Lidl cancels SAP introduction having sunk €500 million into it

13 August 2018 Consultancy.uk

Disruptive discount grocery brand Lidl has made an uncharacteristic misfire, shelving a seven year project to introduce SAP to its business. The attempts wasted an estimated €500 million, with Lidl now looking to revive its old system.

In recent years, German supermarket groups Aldi and Lidl have emerged as major threats to the previously untouchable market leaders of the grocery scene, with their discounted prices and quality goods appealing to consumers in the UK whose stagnating wages demand they do more with less. As a result, so many customers have invested into the budget supermarkets as opposed to the 'big four' – consisting of the more mainstream supermarkets Tesco, Sainsbury's, Morrisons and Asda – that those long-time market incumbents have either been forced into stringent cost-cutting measures, or surprise merger talks to preserve profits.

While the duo have often leveraged innovative and sustainable business practices, as well as slashing prices, to eat into the market share of top brands, however, Lidl in particular has made headlines for lagging behind in the race to digitise its back office procedures. Following a protracted attempt to complete an SAP introduction project, Lidl called time on the procedure, having already spent €500 million on it, though neither Lidl nor SAP have issued comment to confirm that number as of yet. If it is indeed accurate, then the cost will have been similar to another similarly incurred by Deutche Post - DHL for another failed SAP implementation in 2015.

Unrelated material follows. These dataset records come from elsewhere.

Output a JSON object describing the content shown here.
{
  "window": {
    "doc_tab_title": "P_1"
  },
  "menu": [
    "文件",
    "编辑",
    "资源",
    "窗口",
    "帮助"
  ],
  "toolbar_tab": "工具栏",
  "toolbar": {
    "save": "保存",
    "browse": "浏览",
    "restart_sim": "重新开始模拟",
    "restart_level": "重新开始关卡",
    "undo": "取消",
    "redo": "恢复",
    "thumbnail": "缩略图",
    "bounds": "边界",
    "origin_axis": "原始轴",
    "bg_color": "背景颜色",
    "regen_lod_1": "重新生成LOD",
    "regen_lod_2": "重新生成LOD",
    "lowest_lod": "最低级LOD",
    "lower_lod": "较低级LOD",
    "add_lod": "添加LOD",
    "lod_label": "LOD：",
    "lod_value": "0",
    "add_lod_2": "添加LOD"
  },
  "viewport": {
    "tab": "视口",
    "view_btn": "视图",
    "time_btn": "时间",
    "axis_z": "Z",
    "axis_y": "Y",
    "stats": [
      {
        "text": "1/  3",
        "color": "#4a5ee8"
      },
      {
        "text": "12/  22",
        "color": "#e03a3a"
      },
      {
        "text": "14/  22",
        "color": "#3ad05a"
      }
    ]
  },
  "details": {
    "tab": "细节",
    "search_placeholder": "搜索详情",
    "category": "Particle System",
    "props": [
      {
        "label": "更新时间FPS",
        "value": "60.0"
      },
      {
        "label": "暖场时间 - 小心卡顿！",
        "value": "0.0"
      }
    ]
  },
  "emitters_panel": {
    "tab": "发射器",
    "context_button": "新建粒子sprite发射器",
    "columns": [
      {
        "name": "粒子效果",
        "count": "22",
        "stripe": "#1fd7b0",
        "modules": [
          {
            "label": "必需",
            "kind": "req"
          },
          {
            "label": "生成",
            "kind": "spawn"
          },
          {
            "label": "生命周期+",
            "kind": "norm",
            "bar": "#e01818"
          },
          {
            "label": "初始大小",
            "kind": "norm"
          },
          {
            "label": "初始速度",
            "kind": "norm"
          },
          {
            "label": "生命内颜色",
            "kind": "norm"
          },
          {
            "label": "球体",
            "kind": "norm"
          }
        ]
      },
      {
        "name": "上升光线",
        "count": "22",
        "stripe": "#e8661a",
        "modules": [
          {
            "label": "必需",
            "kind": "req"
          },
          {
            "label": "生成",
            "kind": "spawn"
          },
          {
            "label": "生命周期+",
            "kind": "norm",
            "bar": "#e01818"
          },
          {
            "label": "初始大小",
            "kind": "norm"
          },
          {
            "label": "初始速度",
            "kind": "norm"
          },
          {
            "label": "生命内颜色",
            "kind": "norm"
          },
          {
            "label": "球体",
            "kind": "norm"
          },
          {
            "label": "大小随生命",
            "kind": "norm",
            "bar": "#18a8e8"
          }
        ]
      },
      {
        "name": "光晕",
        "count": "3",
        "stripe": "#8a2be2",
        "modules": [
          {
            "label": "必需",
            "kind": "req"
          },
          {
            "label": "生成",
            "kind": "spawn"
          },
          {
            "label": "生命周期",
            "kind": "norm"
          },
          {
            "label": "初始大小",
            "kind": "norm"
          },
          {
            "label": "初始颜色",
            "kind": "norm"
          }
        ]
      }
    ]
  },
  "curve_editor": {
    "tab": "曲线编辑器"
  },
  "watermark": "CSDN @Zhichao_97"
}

Lidl cancels SAP introduction having sunk €500 million into it

SAP SE is a German-based European multinational software corporation that makes enterprise software to manage business operations and customer relations, and the project was reportedly intended to be a grand, transformative change for Lidl, as well as the biggest in the chain’s history, but with Lidl and German software giant SAP both being leaders in their respective fields, on paper, it looked set to succeed. In April 2017, SAP even awarded Lidl – which has close to €100 billion in annual revenues – a prize for being one of their best customers. The eLWIS (pronounced like Elvis in German) system, in planning since 2011, quickly lost its lustre however, as roughly 1,000 staff and hundreds of consultants implemented a new company-wide system for inventory control, the price quickly spiralled beyond the two groups’ estimations.

By May 2017, Lidl’s head of IT, Alexander Sonnenmoser, had left, and in July this year, eLWIS was finally halted. Now, Lidl intends to revert to its old inventory system, an embarrassing change of course. One company insider told German business paper Handelsblatt, “We are practically starting from scratch.”

The trouble for eLWIS began when SAP came up against the issue that unlike many of their competitors, Lidl based its inventory management system on purchase prices. The standard SAP for Retail software uses retail prices, and fearing the group could lose a competitive edge by compromising, Lidl declined to change, so the software was instead adapted. As this and several other accommodations had to be made, performance fell and costs rose.

Lessons to learn

According to a letter to staff from Lidl boss Jesper Hoyer, “The strategic goals as originally defined were not possible at an acceptable expense.”

On the other hand, suggests Jean-Claude Flury, an IT manager who works in the pharmaceuticals branch and also heads a SAP-user group, DSAG, which includes more than 3,300 SAP clients told the press, “If a company wants to use the standard software, it has to adapt its own processes,” perhaps suggesting the fault rests with a client unwilling to change.

Elsewhere, Andrea Cravero, an ERP, SCM & EPM Sales Consulting Senior Director of SAP’s ERP rival Oracle, took to his LinkedIn to suggest that there were at least two lessons to be learned from the failed project. He said, “An ERP implementation cannot last seven years. The pace of change has accelerated in many industries, retail and disrtibution is not immune. ERP Systems have to cope with the pace of change. Customisations should be avoided as far as possible, leveraging built-in best practices that are now part of modern ERP Cloud Systems.”

Secondly, Cravero added, “Now Lidl apparently wants to revive his old system… This sounds very odd to me. I would not base a digital transformation program on an on-premise, legacy solution conceived a long time ago. New technologies such as artificial intelligence, robotic process automation, conversational interfaces, block-chain are disrupting the application landscape and will guarantee a competitive advantage to the early adopters.”

A number of retail and consumer companies have tapped consulting firms to aid their SAP implementation schemes in recent years. Earlier in 2018, US chocolatier Hershey’s hired Accenture to assist its SAP roll out, while in 2016, Indian grocery group Bharti similarly looked to the consulting world for help, among a number of other cases.